Ik vraag mij echt af of het college bij het opstellen van het akkoord wel heeft nagedacht over de
vraag wat eigenlijk de taken van de overheid zijn. Volgens het christelijk-sociale denken is een van
de belangrijkste taken van de overheid: het werken aan publieke gerechtigheid. Het is hoe dan ook haar taak ervoor te zorgen, dat iedereen kan meedoen en niet een paar. Het is hoe dan ook haar taak te zorgen voor een afdoende sociaal vangnet voor al die mensen die het korter of langer op eigen kracht niet redden. Of ze dat nou aan zichzelf te danken hebben of niet. En dat is geen weggegooid geld! Uit talloze rapporten blijkt, dat geld uitgegeven aan maatschappelijke opvang zeer effectief is. Het voorkomt, dat je op andere terreinen van zorg later het drie- of viervoudige moet uitgeven om de opgelopen schade weer te repareren.

Met het akkoord maakt het college Rotterdam dus niet sterker, maar juist zwakker, volgens mij. Het heeft geen oog voor de groeiende kloof tussen Rotterdammers, die het zelf mee veroorzaakt. Het leeft in illusies en overschat de draagkracht van al die Rotterdammers in de marge en aan de onderkant met dat ge-ken-doe. Het maakt geen vangnet voor de meest kwetsbare mensen.

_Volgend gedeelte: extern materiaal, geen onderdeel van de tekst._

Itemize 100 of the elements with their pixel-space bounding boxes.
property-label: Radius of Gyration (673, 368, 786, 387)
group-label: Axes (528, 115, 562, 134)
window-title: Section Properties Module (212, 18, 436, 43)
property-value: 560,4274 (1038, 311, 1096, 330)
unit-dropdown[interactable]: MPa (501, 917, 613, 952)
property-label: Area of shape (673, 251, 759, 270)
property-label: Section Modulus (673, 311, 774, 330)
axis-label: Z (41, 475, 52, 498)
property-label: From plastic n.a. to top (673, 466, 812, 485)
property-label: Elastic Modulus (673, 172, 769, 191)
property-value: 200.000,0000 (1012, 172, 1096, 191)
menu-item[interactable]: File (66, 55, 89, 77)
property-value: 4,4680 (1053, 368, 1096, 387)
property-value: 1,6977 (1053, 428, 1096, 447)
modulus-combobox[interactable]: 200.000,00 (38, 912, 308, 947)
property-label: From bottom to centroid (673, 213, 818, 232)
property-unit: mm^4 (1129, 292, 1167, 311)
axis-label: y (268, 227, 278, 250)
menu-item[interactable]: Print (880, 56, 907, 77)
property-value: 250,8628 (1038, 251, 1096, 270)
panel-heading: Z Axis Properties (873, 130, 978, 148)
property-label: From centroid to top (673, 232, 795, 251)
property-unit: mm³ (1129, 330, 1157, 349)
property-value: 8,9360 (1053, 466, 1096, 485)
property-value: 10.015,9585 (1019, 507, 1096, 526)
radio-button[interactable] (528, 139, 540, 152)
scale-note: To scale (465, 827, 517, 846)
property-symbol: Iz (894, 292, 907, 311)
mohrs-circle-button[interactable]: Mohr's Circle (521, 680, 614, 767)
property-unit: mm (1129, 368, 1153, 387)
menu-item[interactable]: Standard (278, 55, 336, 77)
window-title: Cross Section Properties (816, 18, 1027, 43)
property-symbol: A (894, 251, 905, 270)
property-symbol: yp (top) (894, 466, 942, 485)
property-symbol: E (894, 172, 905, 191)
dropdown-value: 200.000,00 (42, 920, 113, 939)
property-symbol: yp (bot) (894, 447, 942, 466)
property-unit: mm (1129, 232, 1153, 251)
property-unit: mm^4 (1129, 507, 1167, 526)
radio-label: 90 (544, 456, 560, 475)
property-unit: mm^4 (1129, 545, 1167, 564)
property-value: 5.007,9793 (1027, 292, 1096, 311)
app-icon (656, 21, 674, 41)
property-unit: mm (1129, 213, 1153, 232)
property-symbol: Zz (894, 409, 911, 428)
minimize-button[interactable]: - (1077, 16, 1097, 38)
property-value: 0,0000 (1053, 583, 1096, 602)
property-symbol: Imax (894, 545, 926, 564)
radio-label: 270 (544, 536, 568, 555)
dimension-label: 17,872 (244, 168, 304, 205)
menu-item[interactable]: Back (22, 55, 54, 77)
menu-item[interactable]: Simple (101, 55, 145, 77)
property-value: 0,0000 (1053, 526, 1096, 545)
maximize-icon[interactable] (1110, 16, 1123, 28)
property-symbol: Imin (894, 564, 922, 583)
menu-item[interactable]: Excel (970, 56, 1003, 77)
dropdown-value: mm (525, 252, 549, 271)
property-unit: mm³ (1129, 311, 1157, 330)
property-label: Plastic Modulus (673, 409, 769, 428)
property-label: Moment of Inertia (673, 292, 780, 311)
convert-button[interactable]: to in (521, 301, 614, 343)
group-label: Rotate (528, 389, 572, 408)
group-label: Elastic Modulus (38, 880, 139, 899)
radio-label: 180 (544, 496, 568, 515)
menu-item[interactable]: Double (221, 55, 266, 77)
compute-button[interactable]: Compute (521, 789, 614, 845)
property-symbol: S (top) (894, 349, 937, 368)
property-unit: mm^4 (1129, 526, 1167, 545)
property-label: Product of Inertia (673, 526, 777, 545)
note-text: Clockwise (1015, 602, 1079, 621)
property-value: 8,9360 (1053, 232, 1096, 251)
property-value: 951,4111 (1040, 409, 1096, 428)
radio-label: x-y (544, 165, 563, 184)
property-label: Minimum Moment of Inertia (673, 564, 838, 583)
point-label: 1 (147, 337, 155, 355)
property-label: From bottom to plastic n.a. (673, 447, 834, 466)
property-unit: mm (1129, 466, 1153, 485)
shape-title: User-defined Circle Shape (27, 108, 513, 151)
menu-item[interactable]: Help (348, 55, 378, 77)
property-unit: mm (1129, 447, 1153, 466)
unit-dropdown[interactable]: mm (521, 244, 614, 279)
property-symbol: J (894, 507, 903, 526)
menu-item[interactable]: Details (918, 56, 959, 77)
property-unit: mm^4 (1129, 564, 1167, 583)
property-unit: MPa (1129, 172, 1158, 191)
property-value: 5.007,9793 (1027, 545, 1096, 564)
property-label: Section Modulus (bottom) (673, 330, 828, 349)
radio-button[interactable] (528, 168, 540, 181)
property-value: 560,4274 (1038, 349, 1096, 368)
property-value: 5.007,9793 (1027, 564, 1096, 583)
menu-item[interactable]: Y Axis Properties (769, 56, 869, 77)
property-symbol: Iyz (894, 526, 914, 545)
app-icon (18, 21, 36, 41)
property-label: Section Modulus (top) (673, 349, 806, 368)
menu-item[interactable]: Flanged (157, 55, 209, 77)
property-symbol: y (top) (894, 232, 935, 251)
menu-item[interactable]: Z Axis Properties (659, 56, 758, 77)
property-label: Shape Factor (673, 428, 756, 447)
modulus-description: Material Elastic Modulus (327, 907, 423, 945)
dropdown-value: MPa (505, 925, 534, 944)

College van Rotterdam, alstublieft, kom terug van deze heilloze weg. Doe tenminste drie dingen: – zet alles op alles voor een armoedevrije stad, zorg, dat Rotterdam in 2020 armoedevrij is;
– zorg, dat de effecten van de bezuinigingen niet terecht komen bij die mensen die het meest kwetsbaar zijn; maak in ieder geval de voorgenomen bezuinigingen op het armoedebeleid en de maatschappelijke opvang ongedaan;

– zorg, dat de mensen weten wat hun sociale rechten zijn en dat zij er snel en gemakkelijk bij kunnen, als zij recht hebben.

Rotterdam moet Rotterdam blijven. Wie Rotterdam in tweeën deelt, maakt Rotterdam stuk. Rotterdam is de stad van alle Rotterdammers. Of het is geen stad. Daar gaat het om.